Conservative MPs called earlier this month for Environment Minister Steven Guilbeault to resign as executive vice chair of the council, a position also held by previous Liberal and Tory ministers. Guilbeault is scheduled to meet with the council on a trip to China this week.
Founded under former Conservative prime minister Brian Mulroney, the Manitoba-headquartered institute defended its work with the council, arguing the Chinese agency is making a real contribution to the climate-change battle.
“As the world faces the interrelated crises of climate change, pollution, and biodiversity loss — threats that cross all borders and require urgent international cooperation — CCICED has been a meaningful forum for global sustainable development efforts,” the institute said in a statement to the National Post.
Samuel Lafontaine, an Environment Canada spokesman, also called the relationship valuable.
“Existential global environmental challenges cannot be effectively addressed without China’s contribution, given its size, population and carbon-intensive economy,” he said.
Critics, however, see little reason for Canada to essentially help run and finance a Chinese state agency.
It might have made sense decades ago for Ottawa to fund the council as an inducement for Beijing to do the right thing environmentally, but there is “no way” the world’s second-largest economy needs the aid today, said David Mulroney, Canada’s ambassador to Beijing from 2009 to 2012.
Meanwhile, the whole world is paying a price for China’s “addiction” to burning coal, he said. The country continues to build coal-fired generating plants, though they are the biggest emitters of climate-altering carbon.
“Canada’s funding is, I believe, a rather pathetic way of keeping our foot in the door in Beijing,” said Mulroney. “Unfortunately, it also helps sustain the fiction that China is somehow unable to act in its own self-interest, much less in ours.”
While it undoubtedly does some good work on green issues, the CCICED is also the leading organization in China’s campaign to essentially co-opt environmentalists around the world, wrote Jirous in a report last fall for the Washington, D.C.-based Jamestown Foundation. He detailed how some of its top officials have backgrounds in agencies involved in projecting China’s influence globally.
Western environmentalists who work with Chinese groups like the CCICED tend to blunt or avoid sharp criticism of China, his report documented. Greenpeace, on the other hand, has no apparent ties of that sort and seems more than willing to criticize, Jirous wrote.
The International Institute for Sustainable Development says it took on the secretariat role for the Chinese agency after a competitive bidding process run by Environment and Climate Change Canada. But none of the federal money it gets ends up in the coffers of China’s Ministry of Ecology and Environment or any Chinese entities, said a spokeswoman.

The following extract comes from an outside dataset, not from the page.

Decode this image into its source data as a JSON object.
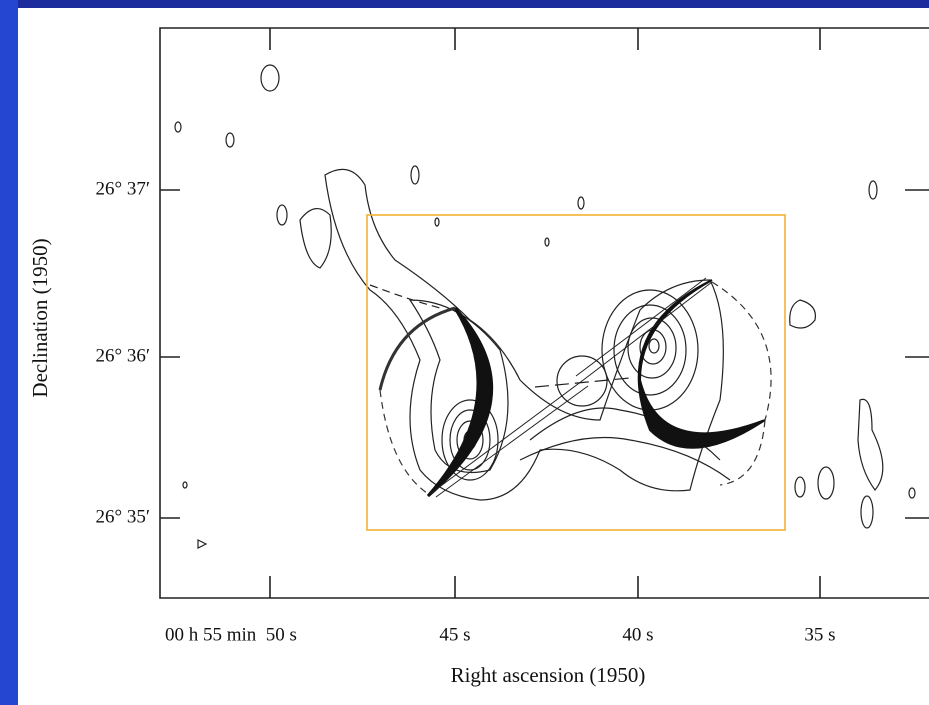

Neither China nor Canada is a standout in the preeminent environmental issue of the day — the drive to reduce the greenhouse gas emissions that climate scientists say are heating the Earth to dangerous levels. Both countries earn a “highly insufficient” rating from the Climate Action Tracker group.
China does have the distinction of being by far the world’s largest generator of carbon dioxide emissions, with the United States second — but first per capita — and Canada 11th, according to 2021 data on the Statista website. Though Beijing has invested heavily in renewable energy and electric vehicles, it continues to add new coal-fired generating plants.
But Caroline Brouillette of Climate Action Network Canada defended this country’s work with the council, saying politicians and pundits often use China as a convenient punching bag for climate change, while ignoring their own country’s lack of response.
“We cannot solve the climate crisis without international cooperation — which means continuing engagement, even when tensions are high,” said Brouillette. “CCICED has played an important role in fostering this diplomatic dialogue with China over the years.”